The two-month-long opposition national work stoppage has cost Venezuela around $7.6 billion according to Finance (Hacienda) Ministry estimates. According to the Ministry, the strike has forced businesses to close down, reduced wages, increased unemployment, lifted prices and caused shortages.

"The damages caused are severe and long term, they will permanently affect the whole population," Finance Minister Tobias Nobrega said.

The Minister estimates that the total loss of production caused by the strike amounts to $6.2 billion, while loss of fiscal income for the government adds another $1.4 billion.

Of the loss of production, $2.7 billion is from the petroleum sector and $3.5 billion from the non-petroleum sectors.

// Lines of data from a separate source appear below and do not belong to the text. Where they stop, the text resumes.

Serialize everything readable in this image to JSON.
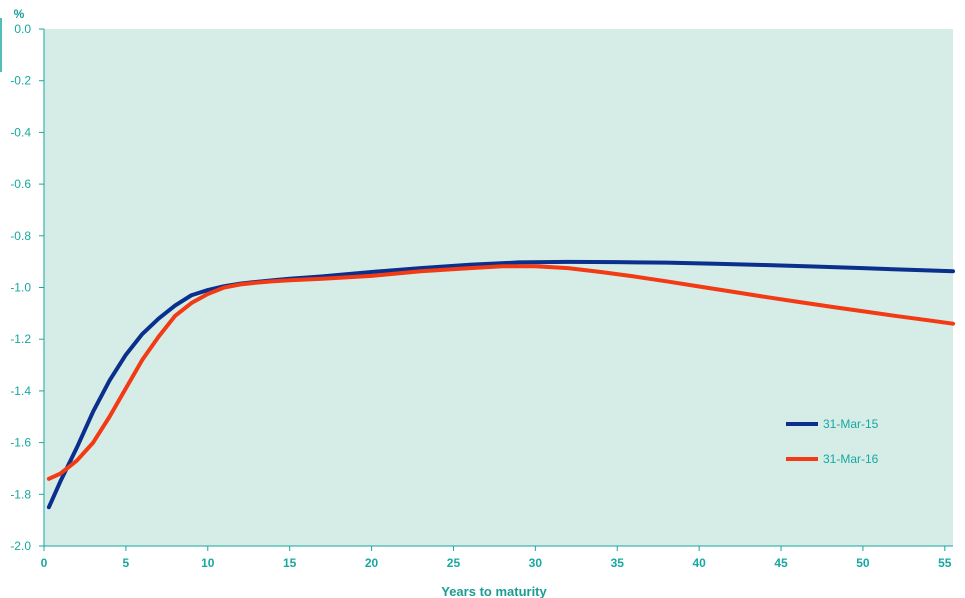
{
  "chart_data": {
    "type": "line",
    "xlabel": "Years to maturity",
    "ylabel": "%",
    "xlim": [
      0,
      55.5
    ],
    "ylim": [
      -2.0,
      0.0
    ],
    "xticks": [
      0,
      5,
      10,
      15,
      20,
      25,
      30,
      35,
      40,
      45,
      50,
      55
    ],
    "yticks": [
      "0.0",
      "-0.2",
      "-0.4",
      "-0.6",
      "-0.8",
      "-1.0",
      "-1.2",
      "-1.4",
      "-1.6",
      "-1.8",
      "-2.0"
    ],
    "grid": false,
    "legend_position": "right",
    "colors": {
      "plot_background": "#d5ece7",
      "axis_text": "#17a8a0",
      "axis_line": "#17a8a0"
    },
    "series": [
      {
        "name": "31-Mar-15",
        "color": "#0a2f8c",
        "points": [
          [
            0.3,
            -1.85
          ],
          [
            1,
            -1.75
          ],
          [
            2,
            -1.62
          ],
          [
            3,
            -1.48
          ],
          [
            4,
            -1.36
          ],
          [
            5,
            -1.26
          ],
          [
            6,
            -1.18
          ],
          [
            7,
            -1.12
          ],
          [
            8,
            -1.07
          ],
          [
            9,
            -1.03
          ],
          [
            10,
            -1.01
          ],
          [
            11,
            -0.995
          ],
          [
            12,
            -0.985
          ],
          [
            13,
            -0.978
          ],
          [
            14,
            -0.972
          ],
          [
            15,
            -0.966
          ],
          [
            17,
            -0.957
          ],
          [
            20,
            -0.94
          ],
          [
            23,
            -0.925
          ],
          [
            26,
            -0.912
          ],
          [
            29,
            -0.903
          ],
          [
            32,
            -0.901
          ],
          [
            35,
            -0.902
          ],
          [
            38,
            -0.904
          ],
          [
            41,
            -0.908
          ],
          [
            44,
            -0.913
          ],
          [
            47,
            -0.919
          ],
          [
            50,
            -0.925
          ],
          [
            53,
            -0.932
          ],
          [
            55.5,
            -0.937
          ]
        ]
      },
      {
        "name": "31-Mar-16",
        "color": "#f23a14",
        "points": [
          [
            0.3,
            -1.74
          ],
          [
            1,
            -1.72
          ],
          [
            2,
            -1.67
          ],
          [
            3,
            -1.6
          ],
          [
            4,
            -1.5
          ],
          [
            5,
            -1.39
          ],
          [
            6,
            -1.28
          ],
          [
            7,
            -1.19
          ],
          [
            8,
            -1.11
          ],
          [
            9,
            -1.06
          ],
          [
            10,
            -1.025
          ],
          [
            11,
            -1.0
          ],
          [
            12,
            -0.988
          ],
          [
            13,
            -0.981
          ],
          [
            14,
            -0.976
          ],
          [
            15,
            -0.972
          ],
          [
            17,
            -0.966
          ],
          [
            20,
            -0.955
          ],
          [
            23,
            -0.937
          ],
          [
            26,
            -0.925
          ],
          [
            28,
            -0.918
          ],
          [
            30,
            -0.918
          ],
          [
            32,
            -0.925
          ],
          [
            34,
            -0.94
          ],
          [
            36,
            -0.957
          ],
          [
            38,
            -0.976
          ],
          [
            40,
            -0.996
          ],
          [
            42,
            -1.016
          ],
          [
            44,
            -1.036
          ],
          [
            46,
            -1.055
          ],
          [
            48,
            -1.074
          ],
          [
            50,
            -1.092
          ],
          [
            52,
            -1.11
          ],
          [
            54,
            -1.127
          ],
          [
            55.5,
            -1.14
          ]
        ]
      }
    ]
  }
}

Venezuela says could end forex curbs in months

www.forbes.com Reuters, 02.26.03, 6:33 PM ET

CARACAS, Venezuela, Feb 26 (Reuters) - Venezuela's Planning Minister Felipe Perez said on Wednesday the government could end currency curbs and float the bolivar currency in four to six months if state oil firm PDVSA recovers production lost during a two-month opposition strike. "We believe in about four or six months we could have the problem resolved at PDVSA and the transition needed to guarantee the return of a floating system," Perez said. Venezuela's government imposed strict foreign exchange controls and price curbs in early February to shore up its strike-hit economy. Opposition leaders and dissident oil workers began the shutdown in December to pressure President Hugo Chavez to accept elections. The Venezuelan bolivar slipped about 24 percent against the dollar from the start of the year until the government closed the currency markets on Jan. 21, ending free flotation of the local currency. The new currency regime set a fixed exchange rate of 1,596/1,600 bolivars to the dollar. But the government has struggled to fine tune the new mechanisms and only a few banks have so far signed deals with the currency control board CADIVI. Perez said that the government was also studying a tax on currency transactions, but he did not provide more details. Chavez, an outspoken former paratrooper who brands his opponents terrorists trying to topple him, has said he will use the controls to deny opposition businesses access to dollars. Economists and opposition business leaders fear the currency curbs will create a thriving black market, hike inflation and severely restrict transactions in a nation which imports more than 60 percent of its goods. Venezuela's economy, already reeling from a sharp recession, could contract as much as 13.7 percent in 2003 as the lingering effects of the strike take a toll on the oil and non-oil sectors, according to a recent Reuters poll of analysts and economists. The government says output now stands at about 2 million barrels per day (bpd) compared with 3.1 million bpd that the world's No. 5 oil exporter produced before the strike. Estimates from rebel oil workers put production at about 1.5 million bpd. Oil exports, which account for half of state revenues, are at 1.5 million bpd compared with around 2.7 million bpd in November, the government says. But some analysts believe it will be difficult for the government to bring oil production above 2.2 million bpd this year.